时间:2023/11/9 作者: 岁月 热度: 14494
方向明

  看电影《归来》已多日,脑子里一直是陈道明的眼神。我对友人说,陈道明为我们贡献了一个人物。这个人物的名字叫什么?我一时还没想好。

  我的脑子里走来很多人。顾准来了,在全国人民都不准思考的年代,顾准还在思考。他可能属于右派分子里最早的一拨。第一次读写他的书,我感到自己太可笑。不思考,要肩上的那六斤四两干吗?他痛苦的是,所有的子女都与他“划清界限”了,对于亲人的感情,他只能偷偷地塞在门缝里。穆旦来了。穆旦天生一张阳光的脸,可后来越来越暗淡了,及至化为灰烬——他是“九叶诗人”里最早辞世的一位。穆旦的诗我读得不多,我喜欢看他的阳光灿烂的笑容。明眸皓齿谁复见?如此生气勃勃的生命被摧残,我无法平静。可是,我的前辈老乡,同是“九叶诗人”的袁可嘉教我不要愤青。袁可嘉的一团和气也许是爹妈给的,但渐渐觉得是学养垫的底。在劳动改造的岁月,住在一个贫农的家里,天寒地冻,我们这位西南联大西语系毕业的学者兼诗人,取出牛津版《彭斯诗钞》,就着一豆油灯,一字一句译成汉字的诗行。从来不埋怨,这是我们这位老乡的性格。我之所以不厌其烦地叙述“油灯”这个细节,是因为我觉得,油灯映照于墙上的剪影,是一代知识人精神的投射。

  来得早了,便在影城附近的书店闲逛,遇见杨绛的小说《洗澡》。《洗澡》写的是知识分子的思想改造。杨绛的语调是——从容——的,即使是记述这样苦涩的日子。
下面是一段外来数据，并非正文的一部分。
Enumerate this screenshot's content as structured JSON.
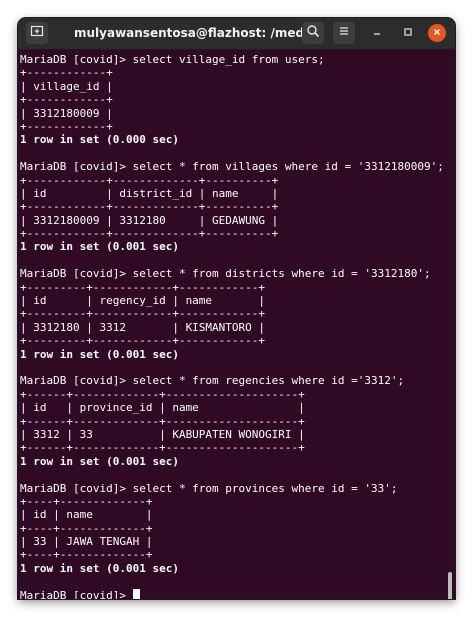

《归来》两个小时的叙述也是从容的。没有仇恨,没有控诉,却还是让人流泪。流泪有三种,一种是喜极而泣,现在中国电影从剧本到导演到演员,还没有这个能力。第二种叫伤心的眼泪,就像母亲辈看的《苦菜花》,特别惨的那种。还有一种叫愈合,明知道这个东西坏了,一点一点粘接它,愈合它。这种会产生感动,也是眼泪。我们现在这个社会需要这个。

  有一场戏,在小屋里,女儿跟爸说:爸,是我告发的你。按通常的表演,这里可以很丰富,女儿终于说我有罪了,是我出卖你了。可是电影里只有陈道明的侧后背,陈道明稍稍一扭头,说了一句,这事我知道,很平淡。这大概就是一个右派知识分子对于历史的大度。

  陈道明演这个角色是一种契合。陈道明说,我演陆焉识,从小处说,是纪念我的父亲;往大里讲,是致敬中国真正的知识分子。陈道明因演《围城》而与钱钟书先生有过交往。陈记得,那时去钱先生家,他家里没有电视机,没有录像机,没有电话,唯一响的东西是煎药的药锅。陈道明说,你可以在他家里闻到书香,在他们家可以感到安静,你在他们家也同样可以看到从容,真实。你突然感到,你在文化人面前,狗屁不是。你突然发现自己特可怜,在学问面前,你特别可怜。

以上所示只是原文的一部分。